Mathematics can contribute to healthy aging by enhancing overall brain health. Engaging in mathematical activities encourages the growth of new brain cells and strengthens existing neural connections. This can help prevent age-related cognitive decline and diseases like Alzheimer's and dementia. Moreover, studies have revealed that engaging in mathematical training can augment the size and activity of brain regions associated with problem-solving, spatial reasoning, and cognitive flexibility. With age, these regions typically diminish and decrease in activity, potentially leading to cognitive decline. However, consistent involvement in mathematical activities can serve to safeguard these critical brain functions, thereby fostering healthy aging. In addition to promoting brain health and cognitive abilities, learning mathematics can also benefit physical and psychological health. Participating in group math activities has been shown to have a positive effect on overall well-being and may even reduce the risk of developing dementia.

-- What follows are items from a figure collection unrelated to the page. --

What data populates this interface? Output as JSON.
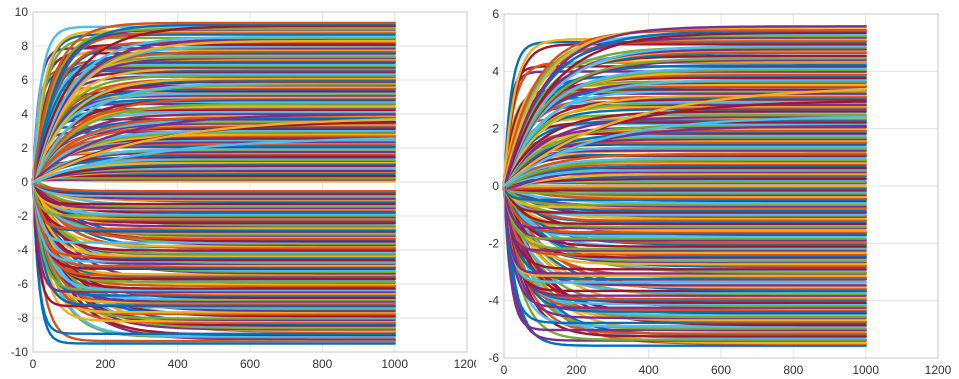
{
  "palette": [
    "#0072BD",
    "#D95319",
    "#EDB120",
    "#7E2F8E",
    "#77AC30",
    "#4DBEEE",
    "#A2142F"
  ],
  "chart_data": [
    {
      "type": "line",
      "title": "",
      "xlabel": "",
      "ylabel": "",
      "grid": true,
      "legend": "none",
      "xlim": [
        0,
        1200
      ],
      "ylim": [
        -10,
        10
      ],
      "x_range_of_series": [
        0,
        1000
      ],
      "x_ticks": [
        0,
        200,
        400,
        600,
        800,
        1000,
        1200
      ],
      "y_ticks": [
        -10,
        -8,
        -6,
        -4,
        -2,
        0,
        2,
        4,
        6,
        8,
        10
      ],
      "x_tick_labels": [
        "0",
        "200",
        "400",
        "600",
        "800",
        "1000",
        "1200"
      ],
      "y_tick_labels": [
        "-10",
        "-8",
        "-6",
        "-4",
        "-2",
        "0",
        "2",
        "4",
        "6",
        "8",
        "10"
      ],
      "series_description": "about 240 trajectories starting near 0 and settling to steady values spread between -9.5 and 9.4; no trajectory settles between -0.5 and 0",
      "steady_state_range": [
        -9.5,
        9.4
      ],
      "gap_range": [
        -0.5,
        0
      ]
    },
    {
      "type": "line",
      "title": "",
      "xlabel": "",
      "ylabel": "",
      "grid": true,
      "legend": "none",
      "xlim": [
        0,
        1200
      ],
      "ylim": [
        -6,
        6
      ],
      "x_range_of_series": [
        0,
        1000
      ],
      "x_ticks": [
        0,
        200,
        400,
        600,
        800,
        1000,
        1200
      ],
      "y_ticks": [
        -6,
        -4,
        -2,
        0,
        2,
        4,
        6
      ],
      "x_tick_labels": [
        "0",
        "200",
        "400",
        "600",
        "800",
        "1000",
        "1200"
      ],
      "y_tick_labels": [
        "-6",
        "-4",
        "-2",
        "0",
        "2",
        "4",
        "6"
      ],
      "series_description": "about 200 trajectories starting near 0 and settling to steady values spread between -5.6 and 5.6",
      "steady_state_range": [
        -5.6,
        5.6
      ]
    }
  ]
}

Mathematics serves as a means to comprehend and interpret the intricacies of the world. From deciphering natural patterns to unraveling the complexities of the universe, mathematics equips us with the tools to grasp and analyze the phenomena that shape our existence.
Even small efforts to improve our math skills can have significant benefits for our brains. Embracing mathematics represents a holistic mental exercise that fosters neuroplasticity, advances cognitive faculties, supports healthy aging, and uplifts overall well-being. By embracing math and challenging ourselves to learn new concepts, we can improve our brain health and become more well-rounded individuals. Mastering mathematics transcends the realm of equations and formulas; it offers an invitation to individuals of all ages and walks of life to embark on a journey of intellectual enrichment. Whether you're a student, a professional, or a retiree, there is always an opportune moment to commence your mathematical exploration and savor its myriad benefits.